私の日々の楽しみのひとつ、通勤電車の中で読んだ文庫本の中で面白かった本の感想です。
今回は『隠れの子 東京バンドワゴン零』です。
『隠れの子 東京バンドワゴン零』 小路幸也/著 集英社文庫目次は
隠れあそび
ざりば講
闇隠れ
隠れの子 です。
東京バンドワゴンシリーズの小路幸也さんが江戸時代を舞台に描いた時代小説です。
“東京バンドワゴン零”とありますが、物語的には東京バンドワゴンシリーズとはあまり関係ありません。

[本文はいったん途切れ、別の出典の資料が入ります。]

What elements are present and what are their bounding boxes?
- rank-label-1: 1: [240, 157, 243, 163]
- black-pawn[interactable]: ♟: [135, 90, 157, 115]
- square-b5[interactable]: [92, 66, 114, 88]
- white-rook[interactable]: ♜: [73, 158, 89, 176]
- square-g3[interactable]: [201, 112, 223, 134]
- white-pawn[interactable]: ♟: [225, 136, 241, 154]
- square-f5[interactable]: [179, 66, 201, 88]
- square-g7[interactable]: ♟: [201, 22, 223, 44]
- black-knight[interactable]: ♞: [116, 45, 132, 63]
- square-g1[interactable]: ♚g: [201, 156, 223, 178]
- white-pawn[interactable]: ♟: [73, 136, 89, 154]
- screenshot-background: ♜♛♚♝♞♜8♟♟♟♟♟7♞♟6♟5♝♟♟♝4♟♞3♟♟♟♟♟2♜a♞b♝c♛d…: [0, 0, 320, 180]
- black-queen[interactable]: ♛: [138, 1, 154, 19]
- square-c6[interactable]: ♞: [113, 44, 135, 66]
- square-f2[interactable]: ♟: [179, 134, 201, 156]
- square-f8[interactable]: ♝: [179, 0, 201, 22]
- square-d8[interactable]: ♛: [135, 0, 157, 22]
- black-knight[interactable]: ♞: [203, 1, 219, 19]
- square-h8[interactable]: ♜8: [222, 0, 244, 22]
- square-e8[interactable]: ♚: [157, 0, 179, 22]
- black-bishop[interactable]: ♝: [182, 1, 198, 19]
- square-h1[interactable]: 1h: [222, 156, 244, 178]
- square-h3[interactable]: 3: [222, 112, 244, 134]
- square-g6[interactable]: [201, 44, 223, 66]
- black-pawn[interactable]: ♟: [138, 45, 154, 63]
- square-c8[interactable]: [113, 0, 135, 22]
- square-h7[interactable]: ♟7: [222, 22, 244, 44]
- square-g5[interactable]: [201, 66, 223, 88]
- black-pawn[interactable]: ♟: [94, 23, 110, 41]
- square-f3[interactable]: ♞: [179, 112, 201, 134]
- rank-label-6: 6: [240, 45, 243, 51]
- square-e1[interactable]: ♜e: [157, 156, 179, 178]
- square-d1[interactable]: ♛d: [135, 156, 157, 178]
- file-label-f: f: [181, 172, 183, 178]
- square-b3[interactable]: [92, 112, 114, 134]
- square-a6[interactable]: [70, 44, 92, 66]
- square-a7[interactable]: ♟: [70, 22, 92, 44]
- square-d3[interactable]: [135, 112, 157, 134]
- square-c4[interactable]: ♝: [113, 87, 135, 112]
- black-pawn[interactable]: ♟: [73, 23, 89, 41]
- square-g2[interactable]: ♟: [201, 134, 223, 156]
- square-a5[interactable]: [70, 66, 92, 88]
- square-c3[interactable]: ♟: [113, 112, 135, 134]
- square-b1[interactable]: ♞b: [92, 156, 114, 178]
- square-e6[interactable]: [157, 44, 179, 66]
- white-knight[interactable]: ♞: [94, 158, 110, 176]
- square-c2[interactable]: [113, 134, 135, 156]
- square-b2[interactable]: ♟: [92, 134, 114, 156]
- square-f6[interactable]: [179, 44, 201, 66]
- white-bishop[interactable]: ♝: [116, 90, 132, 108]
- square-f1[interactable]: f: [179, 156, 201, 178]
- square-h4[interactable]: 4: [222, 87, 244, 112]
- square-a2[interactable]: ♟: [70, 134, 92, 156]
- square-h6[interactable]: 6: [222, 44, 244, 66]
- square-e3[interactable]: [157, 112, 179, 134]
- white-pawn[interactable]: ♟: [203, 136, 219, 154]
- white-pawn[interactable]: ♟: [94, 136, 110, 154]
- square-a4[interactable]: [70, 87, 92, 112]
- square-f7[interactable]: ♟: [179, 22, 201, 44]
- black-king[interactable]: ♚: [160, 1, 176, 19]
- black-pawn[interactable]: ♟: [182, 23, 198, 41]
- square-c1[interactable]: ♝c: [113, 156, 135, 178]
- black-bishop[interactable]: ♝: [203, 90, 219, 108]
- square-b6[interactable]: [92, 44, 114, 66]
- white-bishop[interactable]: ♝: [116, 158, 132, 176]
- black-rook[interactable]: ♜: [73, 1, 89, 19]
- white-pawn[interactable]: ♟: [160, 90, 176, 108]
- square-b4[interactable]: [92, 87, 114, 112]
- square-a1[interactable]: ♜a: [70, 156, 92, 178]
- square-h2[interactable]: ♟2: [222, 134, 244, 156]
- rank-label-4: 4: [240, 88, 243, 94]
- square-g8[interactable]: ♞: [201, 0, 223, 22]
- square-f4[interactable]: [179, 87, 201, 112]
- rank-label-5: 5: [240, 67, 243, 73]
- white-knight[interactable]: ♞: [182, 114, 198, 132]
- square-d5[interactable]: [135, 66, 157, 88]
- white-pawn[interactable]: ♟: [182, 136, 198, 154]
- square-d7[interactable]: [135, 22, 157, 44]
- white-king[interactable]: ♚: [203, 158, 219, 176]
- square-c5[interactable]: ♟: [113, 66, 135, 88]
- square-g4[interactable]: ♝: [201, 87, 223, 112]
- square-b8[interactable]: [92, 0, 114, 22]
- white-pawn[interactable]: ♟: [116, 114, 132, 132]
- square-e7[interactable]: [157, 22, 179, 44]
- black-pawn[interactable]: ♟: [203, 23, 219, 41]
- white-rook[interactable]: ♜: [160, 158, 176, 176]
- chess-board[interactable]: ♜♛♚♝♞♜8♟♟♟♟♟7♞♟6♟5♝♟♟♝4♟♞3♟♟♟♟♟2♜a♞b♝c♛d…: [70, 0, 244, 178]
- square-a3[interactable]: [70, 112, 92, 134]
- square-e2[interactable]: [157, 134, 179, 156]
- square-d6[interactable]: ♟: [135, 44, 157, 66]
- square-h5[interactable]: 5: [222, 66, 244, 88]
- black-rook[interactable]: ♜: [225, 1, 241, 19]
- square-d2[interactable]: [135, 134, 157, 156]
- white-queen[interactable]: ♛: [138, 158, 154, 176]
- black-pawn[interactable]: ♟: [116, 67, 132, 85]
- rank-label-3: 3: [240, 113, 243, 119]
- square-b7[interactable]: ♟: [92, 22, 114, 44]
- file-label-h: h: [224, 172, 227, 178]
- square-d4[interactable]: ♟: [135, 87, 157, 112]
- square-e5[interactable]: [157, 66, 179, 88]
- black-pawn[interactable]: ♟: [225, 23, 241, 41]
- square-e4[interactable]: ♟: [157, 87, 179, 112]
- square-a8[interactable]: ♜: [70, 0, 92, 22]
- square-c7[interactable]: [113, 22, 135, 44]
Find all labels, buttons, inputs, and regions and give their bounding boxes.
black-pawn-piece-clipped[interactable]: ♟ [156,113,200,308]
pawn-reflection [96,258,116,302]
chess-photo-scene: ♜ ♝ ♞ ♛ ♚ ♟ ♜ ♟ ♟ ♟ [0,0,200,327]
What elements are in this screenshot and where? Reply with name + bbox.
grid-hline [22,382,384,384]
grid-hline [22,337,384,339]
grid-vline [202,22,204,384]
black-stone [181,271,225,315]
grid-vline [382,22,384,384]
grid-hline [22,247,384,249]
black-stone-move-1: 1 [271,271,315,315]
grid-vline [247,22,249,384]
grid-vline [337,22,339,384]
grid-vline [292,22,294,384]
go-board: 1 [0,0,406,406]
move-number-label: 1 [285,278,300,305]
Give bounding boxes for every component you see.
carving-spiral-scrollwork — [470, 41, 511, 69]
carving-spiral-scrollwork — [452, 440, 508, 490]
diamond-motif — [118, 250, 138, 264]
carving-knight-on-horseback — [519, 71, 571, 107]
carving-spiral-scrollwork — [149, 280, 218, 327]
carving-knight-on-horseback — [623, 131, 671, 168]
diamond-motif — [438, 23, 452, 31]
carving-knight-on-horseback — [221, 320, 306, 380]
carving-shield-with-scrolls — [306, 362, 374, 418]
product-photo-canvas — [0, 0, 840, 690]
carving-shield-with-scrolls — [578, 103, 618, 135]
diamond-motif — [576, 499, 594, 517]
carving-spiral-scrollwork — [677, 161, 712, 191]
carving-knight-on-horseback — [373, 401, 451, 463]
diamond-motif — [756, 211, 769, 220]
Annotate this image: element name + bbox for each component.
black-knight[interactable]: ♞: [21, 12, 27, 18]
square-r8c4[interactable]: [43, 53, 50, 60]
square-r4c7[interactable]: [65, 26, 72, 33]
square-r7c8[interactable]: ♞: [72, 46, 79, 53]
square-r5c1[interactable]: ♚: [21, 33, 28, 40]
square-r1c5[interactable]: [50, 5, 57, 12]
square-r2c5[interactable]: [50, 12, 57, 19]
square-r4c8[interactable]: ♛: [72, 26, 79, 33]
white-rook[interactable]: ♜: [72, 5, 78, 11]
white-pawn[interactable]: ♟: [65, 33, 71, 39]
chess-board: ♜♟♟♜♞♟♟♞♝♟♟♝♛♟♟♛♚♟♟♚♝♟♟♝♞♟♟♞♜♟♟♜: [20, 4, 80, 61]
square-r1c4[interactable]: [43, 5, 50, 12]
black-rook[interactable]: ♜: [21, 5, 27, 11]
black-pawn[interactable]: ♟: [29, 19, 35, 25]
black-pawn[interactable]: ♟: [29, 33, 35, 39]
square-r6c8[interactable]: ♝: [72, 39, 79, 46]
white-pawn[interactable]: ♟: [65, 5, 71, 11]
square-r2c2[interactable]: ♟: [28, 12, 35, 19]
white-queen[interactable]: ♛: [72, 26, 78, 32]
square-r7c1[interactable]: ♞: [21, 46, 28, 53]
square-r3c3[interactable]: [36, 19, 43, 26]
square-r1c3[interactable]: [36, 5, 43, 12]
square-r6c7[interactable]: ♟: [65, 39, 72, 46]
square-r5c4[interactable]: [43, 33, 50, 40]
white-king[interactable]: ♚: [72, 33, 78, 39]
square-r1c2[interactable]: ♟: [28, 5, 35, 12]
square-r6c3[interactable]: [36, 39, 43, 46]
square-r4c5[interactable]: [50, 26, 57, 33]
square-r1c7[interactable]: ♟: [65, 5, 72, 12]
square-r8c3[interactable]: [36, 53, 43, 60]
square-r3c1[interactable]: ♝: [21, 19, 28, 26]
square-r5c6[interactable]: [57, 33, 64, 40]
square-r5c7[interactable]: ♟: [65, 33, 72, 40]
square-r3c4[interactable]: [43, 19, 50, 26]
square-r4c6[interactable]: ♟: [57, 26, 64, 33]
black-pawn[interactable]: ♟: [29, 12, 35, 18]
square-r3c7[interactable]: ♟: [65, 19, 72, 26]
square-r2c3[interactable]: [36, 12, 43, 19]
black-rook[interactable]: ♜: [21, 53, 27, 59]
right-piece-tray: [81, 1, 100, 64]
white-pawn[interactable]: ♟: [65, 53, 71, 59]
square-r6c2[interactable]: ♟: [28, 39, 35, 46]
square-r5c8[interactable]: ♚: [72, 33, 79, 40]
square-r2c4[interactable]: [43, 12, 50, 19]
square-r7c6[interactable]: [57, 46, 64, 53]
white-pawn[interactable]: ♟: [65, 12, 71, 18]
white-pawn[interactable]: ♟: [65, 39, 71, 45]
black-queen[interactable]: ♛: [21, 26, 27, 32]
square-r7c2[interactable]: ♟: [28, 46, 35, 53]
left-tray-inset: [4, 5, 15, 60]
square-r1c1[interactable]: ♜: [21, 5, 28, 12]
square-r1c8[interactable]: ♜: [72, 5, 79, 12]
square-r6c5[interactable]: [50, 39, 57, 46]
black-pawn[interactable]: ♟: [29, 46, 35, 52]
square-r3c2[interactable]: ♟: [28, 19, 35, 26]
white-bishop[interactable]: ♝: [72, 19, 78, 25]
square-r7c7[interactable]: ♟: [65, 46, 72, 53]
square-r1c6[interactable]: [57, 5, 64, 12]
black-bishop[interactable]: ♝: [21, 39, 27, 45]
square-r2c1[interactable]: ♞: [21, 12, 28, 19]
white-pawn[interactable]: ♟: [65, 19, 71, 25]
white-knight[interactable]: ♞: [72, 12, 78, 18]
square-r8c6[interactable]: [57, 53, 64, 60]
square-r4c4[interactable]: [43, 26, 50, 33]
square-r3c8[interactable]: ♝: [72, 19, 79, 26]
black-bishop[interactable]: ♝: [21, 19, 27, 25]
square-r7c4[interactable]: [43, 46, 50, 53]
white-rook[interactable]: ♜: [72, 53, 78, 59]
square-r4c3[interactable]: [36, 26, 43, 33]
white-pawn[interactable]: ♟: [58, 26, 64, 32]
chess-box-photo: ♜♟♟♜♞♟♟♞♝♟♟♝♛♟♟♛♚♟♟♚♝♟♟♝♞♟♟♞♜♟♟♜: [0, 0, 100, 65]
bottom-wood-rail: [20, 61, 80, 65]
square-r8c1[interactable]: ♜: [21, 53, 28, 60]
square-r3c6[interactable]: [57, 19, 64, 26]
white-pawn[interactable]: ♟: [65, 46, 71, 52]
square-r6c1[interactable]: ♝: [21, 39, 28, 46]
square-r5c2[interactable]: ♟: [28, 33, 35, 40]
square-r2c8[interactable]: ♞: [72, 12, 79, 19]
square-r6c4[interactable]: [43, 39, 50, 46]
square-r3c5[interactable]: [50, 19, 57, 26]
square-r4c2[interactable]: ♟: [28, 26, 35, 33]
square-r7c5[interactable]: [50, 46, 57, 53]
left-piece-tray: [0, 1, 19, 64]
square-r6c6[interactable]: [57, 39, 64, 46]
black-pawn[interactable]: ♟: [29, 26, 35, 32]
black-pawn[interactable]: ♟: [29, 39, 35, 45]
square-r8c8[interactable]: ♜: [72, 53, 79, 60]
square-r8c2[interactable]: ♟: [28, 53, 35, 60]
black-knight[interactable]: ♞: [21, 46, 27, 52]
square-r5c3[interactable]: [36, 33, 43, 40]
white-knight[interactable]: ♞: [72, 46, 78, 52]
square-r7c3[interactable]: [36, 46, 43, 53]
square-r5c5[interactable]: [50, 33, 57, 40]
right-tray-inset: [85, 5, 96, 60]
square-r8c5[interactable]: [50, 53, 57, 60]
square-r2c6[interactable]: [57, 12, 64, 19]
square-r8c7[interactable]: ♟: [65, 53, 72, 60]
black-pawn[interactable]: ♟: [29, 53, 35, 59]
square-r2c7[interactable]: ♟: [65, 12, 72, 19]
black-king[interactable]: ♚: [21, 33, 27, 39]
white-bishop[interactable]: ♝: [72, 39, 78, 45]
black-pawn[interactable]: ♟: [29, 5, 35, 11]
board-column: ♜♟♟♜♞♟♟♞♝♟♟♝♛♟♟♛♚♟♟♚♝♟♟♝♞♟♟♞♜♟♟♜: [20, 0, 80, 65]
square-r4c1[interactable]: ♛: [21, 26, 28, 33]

しかも、登場人物の多くが超能力者というちょっと不思議なミステリーです。
この物語では超能力や超能力者を“隠れ”と呼んでいます。
そんな隠れの人々は、その能力のために幼い頃に親元から離れて暮らしている者が多く、
主人公の少女“るう”もその一人です。
彼女は幼い頃に江戸で植木屋を営む“神楽屋”に引き取られました。
神楽屋のご主人・鉄斎も隠れの人です。
彼は家から出されてしまった隠れの子を引き取って、能力に合った生き方を出来るように育てています。
鉄斎の元へたどり着いた隠れは幸運だったかも知れません。
彼らは他人とは大きく違う自分自身をきちんと理解し、
自分を理解してくれる仲間を得て生きていくことが出来るようになったのです。
やがて、おるうちゃんは彼女が持つ能力により、
鉄斎から「隠れあそび」の対処を頼まれるようになります。
そして、隠れの絡む大きな事件に関わっていきました…
真っ直ぐな芯の強さを持っているおるうちゃんのキャラクターが良かったです。
彼女が誰からも目をかけられて愛されるのも解るなあと思いました。
あと、彼女が出会っていく秣商の遠州屋佐吉さんや
北町奉行所の同心、堀田州次郎さんも本当にいい人たちです。
そして、そんな彼らの活躍で難しい事件が解き明かされていく展開が面白かったです。
久々に何度も読み返したくなるような小説でした。
読み終わった時、彼らの活躍の続きを読みたいなあと思った1冊です。